Ultimes manœuvres dilatoires, qui ne changeront, au final, rien ou presque : c'est en fait de l'illusion. Peu importe qu'on maintienne artificiellement les indices boursiers en ramenant à zéro les taux d'intérêt. Casser le thermomètre n'a jamais fait baisser la fièvre. La seule rationalité économique n'est pas capable de fonder le sens de l'histoire. La technoscience ne peut pas tout. On ne peut pas conduire un projet de développement infini sur une planète finie. L'homme ne peut pas avoir tout ce qu'il veut. Il doit vouloir ce qu'il peut.
Retour à la limitation.
L'humanité ne sera pas son propre Messie : la religion humaniste est un échec.
L'animal aux cent mille têtes se comporte réellement comme une bête - et, en particulier, il est aussi dangereux qu'une bête blessée, lorsqu'il sent que son heure est proche. Renvoyés à l'échec du système de croyance qui servait d'habitation idéologique à leur domination, les puissants et leurs kapos vont à présent, pour sauver leur pouvoir, s'efforcer de maintenir la fiction messianique en la restreignant progressivement à eux-mêmes. D'un côté, une humanité supérieure, qui se voudra son propre Messie - pour elle-même et pour elle seule. Et de l'autre côté, une humanité inférieure, renvoyée dans les ténèbres symboliques de l'absence de pensée, c'est-à-dire de l'inexistence du sens - au vrai, dans la négation pure et simple de son statut de sujet autonome, dans l'interdiction même de définir un espace mental d'indétermination à l'égard de ses contraintes. Une humanité à qui l'on aura ôté la peau de l'esprit.
Tel sera le schéma génératif des prochaines décennies. L'avenir est sinistre, autant le savoir : la religion humaniste va se transformer en idéologie anti-humaine.
Ce retournement, qui fera la Bête par ceux-là qui voulaient faire l'Ange, a commencé progressivement dès les années 1970. Mais les années 2010 vont marquer une accélération très sensible dans ce processus. Et la vie, en conséquence sera très difficile, bientôt, pour beaucoup d'entre nous.
Dans ce contexte, l'enjeu de la lutte, pour les hommes véritables, sera bien souvent de survivre. Juste cela : survivre.
Rejoindre les rangs des dominants fous n'est pas une option : on y gagne peut-être l'illusion enivrante d'une supériorité apparente, et à coup sûr des conditions de vie plus décentes ; mais on y perd son âme.
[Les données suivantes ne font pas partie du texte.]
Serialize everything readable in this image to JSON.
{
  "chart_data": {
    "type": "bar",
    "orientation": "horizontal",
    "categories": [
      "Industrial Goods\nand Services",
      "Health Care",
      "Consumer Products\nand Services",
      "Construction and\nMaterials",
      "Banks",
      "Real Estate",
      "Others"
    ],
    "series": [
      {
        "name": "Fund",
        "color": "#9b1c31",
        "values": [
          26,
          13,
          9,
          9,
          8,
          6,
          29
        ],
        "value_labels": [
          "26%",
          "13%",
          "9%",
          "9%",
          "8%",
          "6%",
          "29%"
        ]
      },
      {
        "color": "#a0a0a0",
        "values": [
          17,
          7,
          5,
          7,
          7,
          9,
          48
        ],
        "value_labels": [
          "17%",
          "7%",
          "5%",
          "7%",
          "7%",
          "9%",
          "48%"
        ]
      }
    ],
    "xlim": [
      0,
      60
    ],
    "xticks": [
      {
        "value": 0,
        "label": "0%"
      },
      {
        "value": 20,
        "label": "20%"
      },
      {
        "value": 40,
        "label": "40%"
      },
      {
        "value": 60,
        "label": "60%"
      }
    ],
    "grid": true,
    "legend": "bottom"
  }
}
Se résigner à végéter dans la masse des dominés est à peine moins déprimant. Au sein de cette masse opprimée et appauvrie, la violence sera de règle. Nos contemporains ont trop profondément intégré les logiques perverses de la société de consommation pour se convertir, du jour au lendemain, à une simplicité volontaire salvatrice.
La survie se jouera presque certainement à l'écart, dans des refuges qu'il faudra savoir aménager et défendre. Survie matérielle, bien sûr. Mais survie psychologique et spirituelle aussi.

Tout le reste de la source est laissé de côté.